To say ransomware is a growing threat is an understatement. With multiple public warnings from US and European law enforcement, a growing tally of high-profile incidents, and new guidance on HIPAA breach notifications, business leaders across industries are justifiably nervous. While there is no foolproof way to prevent an attack, there are measures you can put in place today to better defend against this new and very destructive type of malware. Additionally, when an attack does slip through the defenses, a quick recovery is possible if you have a solid remediation plan in place.
As the saying goes, ‘an ounce of prevention is worth a pound of cure’. With that adage in mind, here are a few practical guidelines you and your organization should implement today, to get the maximum ransomware prevention and recovery mileage from Syncplicity. Be sure to check out the links below for detailed instructions to implement these tips.
Back-Up Files in Real-Time
While there is no single solution for preventing ransomware attacks, a consistent recommendation from experts across the industry is ‘Backup, Backup, Backup’. For most enterprise users (and consumers), that’s easier said than done. It’s a behavior that often requires extra manual steps and backup jobs that usually never complete. However, with Syncplicity, continuous backup is easy and seamless. Files and folders are backed up automatically in real-time, meaning you start syncing all your folders just once and move on, eliminating worries about data loss.
Utilize Multi-Folder Sync
Our unique EFSS feature, Multi-Folder Sync, allows users to back up every folder on their desktop automatically. The design of this features allows users and admins to sync all files and folders in place without moving them to a “magic folder.” In the unfortunate event your company or a user is breached by ransomware, they have back-ups of every file in every folder on Syncplicity, not just the few files they remembered to copy to the single “magic” sync folder of other EFSS solutions.
We recommend that you educate your users to sync all their critical files and folders, including Desktop and My Documents.
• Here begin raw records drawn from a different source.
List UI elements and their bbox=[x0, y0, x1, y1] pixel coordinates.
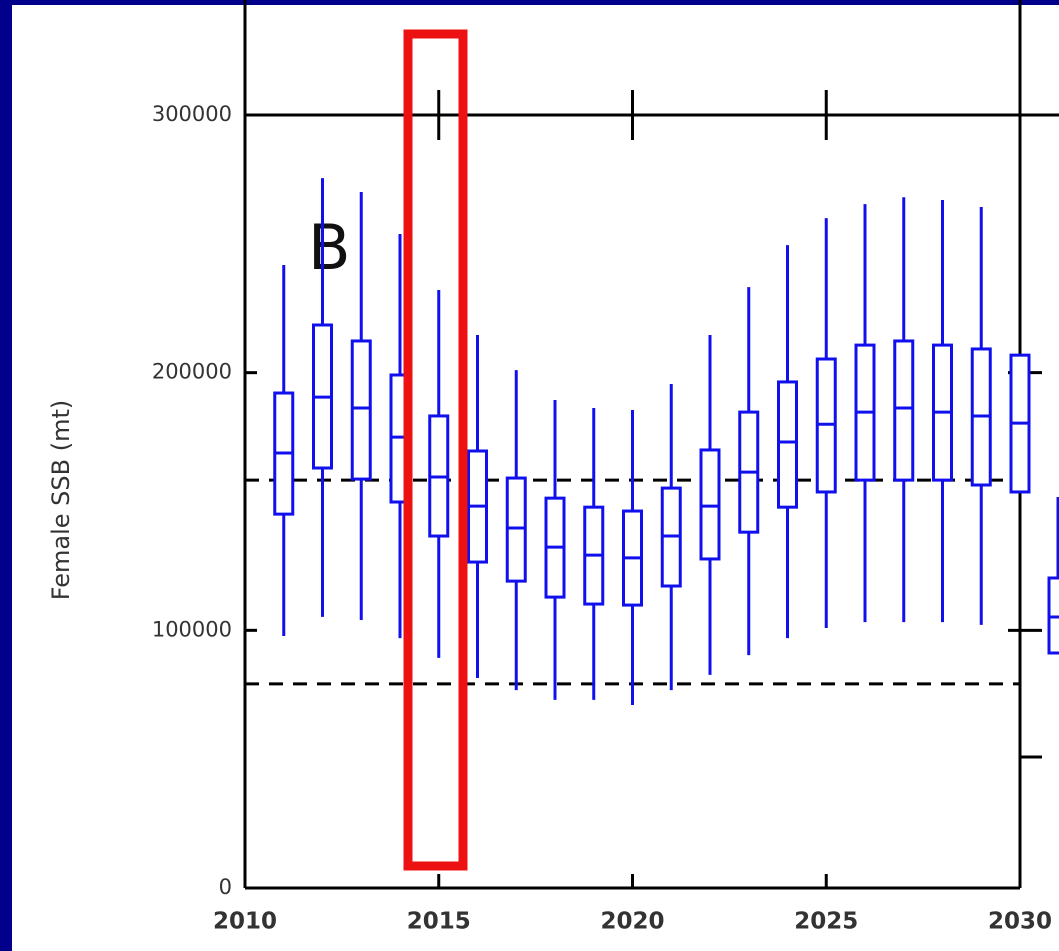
plot-background bbox=[12, 5, 1059, 951]
box bbox=[893, 339, 915, 482]
y-tick-label: 0 bbox=[219, 875, 232, 899]
box bbox=[350, 339, 372, 481]
x-tick-label: 2020 bbox=[600, 909, 664, 935]
y-tick-label: 100000 bbox=[152, 617, 232, 641]
panel-annotation: B bbox=[308, 211, 351, 284]
box bbox=[505, 476, 527, 583]
x-tick-label: 2015 bbox=[407, 909, 471, 935]
y-tick-label: 300000 bbox=[152, 102, 232, 126]
highlight-box bbox=[403, 29, 468, 871]
x-tick-label: 2010 bbox=[213, 909, 277, 935]
y-axis-label: Female SSB (mt) bbox=[47, 400, 75, 600]
x-tick-label: 2030 bbox=[988, 909, 1052, 935]
box bbox=[777, 380, 798, 509]
y-tick-label: 200000 bbox=[152, 360, 232, 384]
box bbox=[699, 448, 721, 561]
x-tick-label: 2025 bbox=[794, 909, 858, 935]
marks: 0 100000 200000 300000 2010 2015 2020 2025 2030 bbox=[152, 0, 1059, 935]
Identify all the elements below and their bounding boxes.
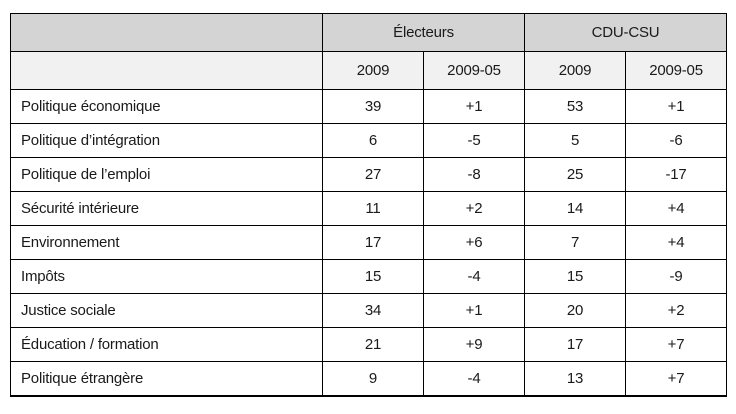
cell-value: 34 <box>322 293 424 328</box>
cell-value: 53 <box>524 89 627 124</box>
col-header-cdu-2009: 2009 <box>524 51 627 90</box>
cell-value: 6 <box>322 123 424 158</box>
cell-value: 20 <box>524 293 627 328</box>
row-label: Politique économique <box>10 89 323 124</box>
cell-value: +1 <box>422 89 526 124</box>
row-label: Politique d’intégration <box>10 123 323 158</box>
col-header-electeurs-2009: 2009 <box>322 51 424 90</box>
cell-value: 25 <box>524 157 627 192</box>
table-container: Électeurs CDU-CSU 2009 2009-05 2009 2009… <box>10 13 728 397</box>
cell-value: -5 <box>422 123 526 158</box>
cell-value: 17 <box>524 327 627 362</box>
row-label: Sécurité intérieure <box>10 191 323 226</box>
cell-value: +7 <box>625 327 728 362</box>
table-row: Politique d’intégration 6 -5 5 -6 <box>10 123 728 158</box>
table-row: Impôts 15 -4 15 -9 <box>10 259 728 294</box>
cell-value: 9 <box>322 361 424 396</box>
cell-value: +1 <box>422 293 526 328</box>
table-row: Environnement 17 +6 7 +4 <box>10 225 728 260</box>
cell-value: 11 <box>322 191 424 226</box>
cell-value: +4 <box>625 191 728 226</box>
row-label: Environnement <box>10 225 323 260</box>
table-row: Sécurité intérieure 11 +2 14 +4 <box>10 191 728 226</box>
cell-value: -4 <box>422 259 526 294</box>
table-row: Politique économique 39 +1 53 +1 <box>10 89 728 124</box>
cell-value: -9 <box>625 259 728 294</box>
row-label: Justice sociale <box>10 293 323 328</box>
cell-value: 27 <box>322 157 424 192</box>
cell-value: 21 <box>322 327 424 362</box>
column-group-electeurs: Électeurs <box>321 13 526 52</box>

As an administrator, you also have the ability to proactively specify the sync of any desktop folders to ensure that your corporate users are safe.
Establish an Enterprise Retention Policy
The most common ransomware variants attack by deleting files and replacing them with renamed encrypted versions, or by retaining filenames and encrypting the contents in place. In both cases, Syncplicity retention policies will enable you to ensure the files can be recovered.
The Syncplicity deleted files retention policy allows you to retain deleted files forever or for a specified time period, so that your original files can be retrieved after they are deleted by ransomware. Administrators should also review your file versions retention policy which controls how long prior versions of a file are saved after they have been edited or overwritten.
Exclude Risky File Types
To contain and stop the spread of an attack, administrators can block problem file types from syncing. Syncplicity File Type Exclusion Policy gives you the ability to preemptively block known crypto document types, for example those with the .locky and .crypt filename extension, and also block potentially malicious executables such as .vbs, .scr, and .exe.
Eliminate or Reduce Email Attachments
Ransomware often enters a system via email when a user unknowingly sets it loose within the organization by opening an infected attachment. One way to reduce your organization’s risk is to train employees to use Syncplicity to share links to files rather than opening documents directly from their email clients. The Syncplicity Outlook Add-In automatically transforms email attachments to links or users can copy a Syncplicity shared link into the body of an email message.
Establish a Recovery Plan
The restoration process after a ransomware attack can be time consuming and costly resulting in significant business impact. The attackers are betting that you’ll pay the ransom to get business moving again. However, with Syncplicity, the most critical component of your remediation strategy, recovery of the locked files, is covered.
With your retention policies and multi-folder sync now in place, users can restore files to prior unlocked versions and restore deleted files using the Syncplicity interface.
Enterprises that have been hit with system-wide breaches impacting multiple users and thousands of files should contact Syncplicity for assistance.
As the ROI continues to be attractive for attackers, it will likely be some-time before the current wave of ransomware attacks subsides. By following industry guidance and the strategies outlined above you can avoid being the next victim in the headlines.